The overall thesis from my viewing, with its hopeful bar mitzvah epilogue and a smattering of strained analogues like climate marches and rallies against fascism at squares where liberties were once stripped away, seems to be that life goes on and not much is remembered — in spite of modest attempts at commemoration like a stumbling stone we see placed by the home of four murdered Jewish sisters. But this concept needn’t have been conveyed in so long a slog and feels like it would be better realized in short form.
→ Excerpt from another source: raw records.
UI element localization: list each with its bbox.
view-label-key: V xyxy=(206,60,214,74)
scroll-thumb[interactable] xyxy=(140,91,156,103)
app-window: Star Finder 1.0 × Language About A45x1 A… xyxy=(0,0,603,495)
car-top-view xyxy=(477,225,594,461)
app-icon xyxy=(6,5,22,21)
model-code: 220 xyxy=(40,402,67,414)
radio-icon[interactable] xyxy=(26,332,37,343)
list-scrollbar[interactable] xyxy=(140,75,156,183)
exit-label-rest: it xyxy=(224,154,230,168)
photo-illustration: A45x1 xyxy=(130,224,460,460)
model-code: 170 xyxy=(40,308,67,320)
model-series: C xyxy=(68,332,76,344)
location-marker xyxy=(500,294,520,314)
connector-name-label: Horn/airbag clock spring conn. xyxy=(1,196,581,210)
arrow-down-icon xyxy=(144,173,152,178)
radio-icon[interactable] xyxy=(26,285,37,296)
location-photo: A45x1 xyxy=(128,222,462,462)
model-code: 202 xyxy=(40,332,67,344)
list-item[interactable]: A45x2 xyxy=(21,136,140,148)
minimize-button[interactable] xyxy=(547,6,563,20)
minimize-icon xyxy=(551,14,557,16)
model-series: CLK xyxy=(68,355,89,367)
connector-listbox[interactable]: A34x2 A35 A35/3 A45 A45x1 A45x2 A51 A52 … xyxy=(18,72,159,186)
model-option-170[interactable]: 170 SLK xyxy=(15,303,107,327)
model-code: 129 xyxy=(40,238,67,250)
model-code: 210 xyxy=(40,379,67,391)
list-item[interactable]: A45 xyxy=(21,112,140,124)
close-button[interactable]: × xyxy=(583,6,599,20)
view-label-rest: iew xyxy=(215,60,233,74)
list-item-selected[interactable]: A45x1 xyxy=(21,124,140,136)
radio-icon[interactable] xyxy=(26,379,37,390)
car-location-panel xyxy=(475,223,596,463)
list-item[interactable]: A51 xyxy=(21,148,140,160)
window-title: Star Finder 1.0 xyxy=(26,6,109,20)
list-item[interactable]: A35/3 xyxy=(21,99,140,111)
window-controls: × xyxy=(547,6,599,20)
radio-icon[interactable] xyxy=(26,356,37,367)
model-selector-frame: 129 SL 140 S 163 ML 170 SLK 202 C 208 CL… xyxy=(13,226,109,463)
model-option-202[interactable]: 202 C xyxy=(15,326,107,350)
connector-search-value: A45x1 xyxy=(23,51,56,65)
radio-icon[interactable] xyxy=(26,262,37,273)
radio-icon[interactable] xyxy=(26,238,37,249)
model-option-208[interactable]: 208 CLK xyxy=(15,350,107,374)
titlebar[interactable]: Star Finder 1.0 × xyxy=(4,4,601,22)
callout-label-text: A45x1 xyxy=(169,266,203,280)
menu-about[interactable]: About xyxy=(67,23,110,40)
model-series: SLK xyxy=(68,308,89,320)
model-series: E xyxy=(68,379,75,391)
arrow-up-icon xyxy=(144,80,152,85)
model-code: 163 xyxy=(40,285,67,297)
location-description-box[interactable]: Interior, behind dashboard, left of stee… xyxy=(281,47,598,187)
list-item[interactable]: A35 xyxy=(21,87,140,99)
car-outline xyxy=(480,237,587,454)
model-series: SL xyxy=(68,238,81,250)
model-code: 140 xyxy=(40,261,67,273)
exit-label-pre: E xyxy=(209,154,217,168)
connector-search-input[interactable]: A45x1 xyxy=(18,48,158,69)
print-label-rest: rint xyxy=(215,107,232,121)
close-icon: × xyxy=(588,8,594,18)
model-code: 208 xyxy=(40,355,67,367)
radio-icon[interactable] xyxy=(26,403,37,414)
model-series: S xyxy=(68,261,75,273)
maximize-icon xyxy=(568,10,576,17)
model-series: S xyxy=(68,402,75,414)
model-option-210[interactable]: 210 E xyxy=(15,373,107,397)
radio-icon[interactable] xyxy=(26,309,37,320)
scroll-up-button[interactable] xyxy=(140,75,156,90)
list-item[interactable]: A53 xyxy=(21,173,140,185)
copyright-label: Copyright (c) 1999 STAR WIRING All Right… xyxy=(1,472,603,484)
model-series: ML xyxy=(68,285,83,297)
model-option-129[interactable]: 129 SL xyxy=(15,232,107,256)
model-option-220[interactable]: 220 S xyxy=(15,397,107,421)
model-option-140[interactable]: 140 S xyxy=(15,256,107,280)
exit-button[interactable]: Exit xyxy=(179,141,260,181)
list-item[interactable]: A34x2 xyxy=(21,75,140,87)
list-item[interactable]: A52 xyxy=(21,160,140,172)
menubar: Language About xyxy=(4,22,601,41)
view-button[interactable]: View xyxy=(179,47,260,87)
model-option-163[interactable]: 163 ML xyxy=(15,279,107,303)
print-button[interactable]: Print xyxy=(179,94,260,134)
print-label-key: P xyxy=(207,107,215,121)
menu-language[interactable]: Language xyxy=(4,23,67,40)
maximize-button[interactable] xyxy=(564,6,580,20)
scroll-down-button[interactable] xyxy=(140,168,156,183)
It’s hard not to be bored by the endless litany of war crimes, or worse, numbed. Comparing McQueen’s film with its A24 companion piece, Jonathan Glazer’s The Zone of Interest, is unflattering, in that the latter uses contemporary footage only briefly to make a devastating statement about historical memory. In abjuring the archive, one senses McQueen is trying to emulate Claude Lanzmann’s Shoah, while refusing to incorporate its essential thread of survivor testimony.
McQueen’s film is just a hair shorter than Marcel Ophuls’ The Sorrow and the Pity, a documentary about occupied France that broaches many of the same themes and is far more compelling for interviewing those who remember their wartime exploits, or who’d rather you’d forget them. Even so, McQueen and Stigter — whose much better Three Minutes: A Lengthening took a fragment of archival Holocaust film and made it feature length — claim a degree of merciless editing by teasing a version that is 36 hours long. The mind reels at the prospect of sitting through gorgeously shot modern b-roll paired with the wartime history of every street in a city for over a day, when this cut already has two separate stories of Jewish ice cream shop owners and their tragic fates.
One thing Occupied City won’t do, even with the cool, prestige imprimatur of A24, is win over today’s distracted youth. Too much context can be tedious. As sad as it is to see so many Netherlanders’ indifference to history, McQueen’s film makes it all make sense.
The film Occupied City is in theaters Dec. 25.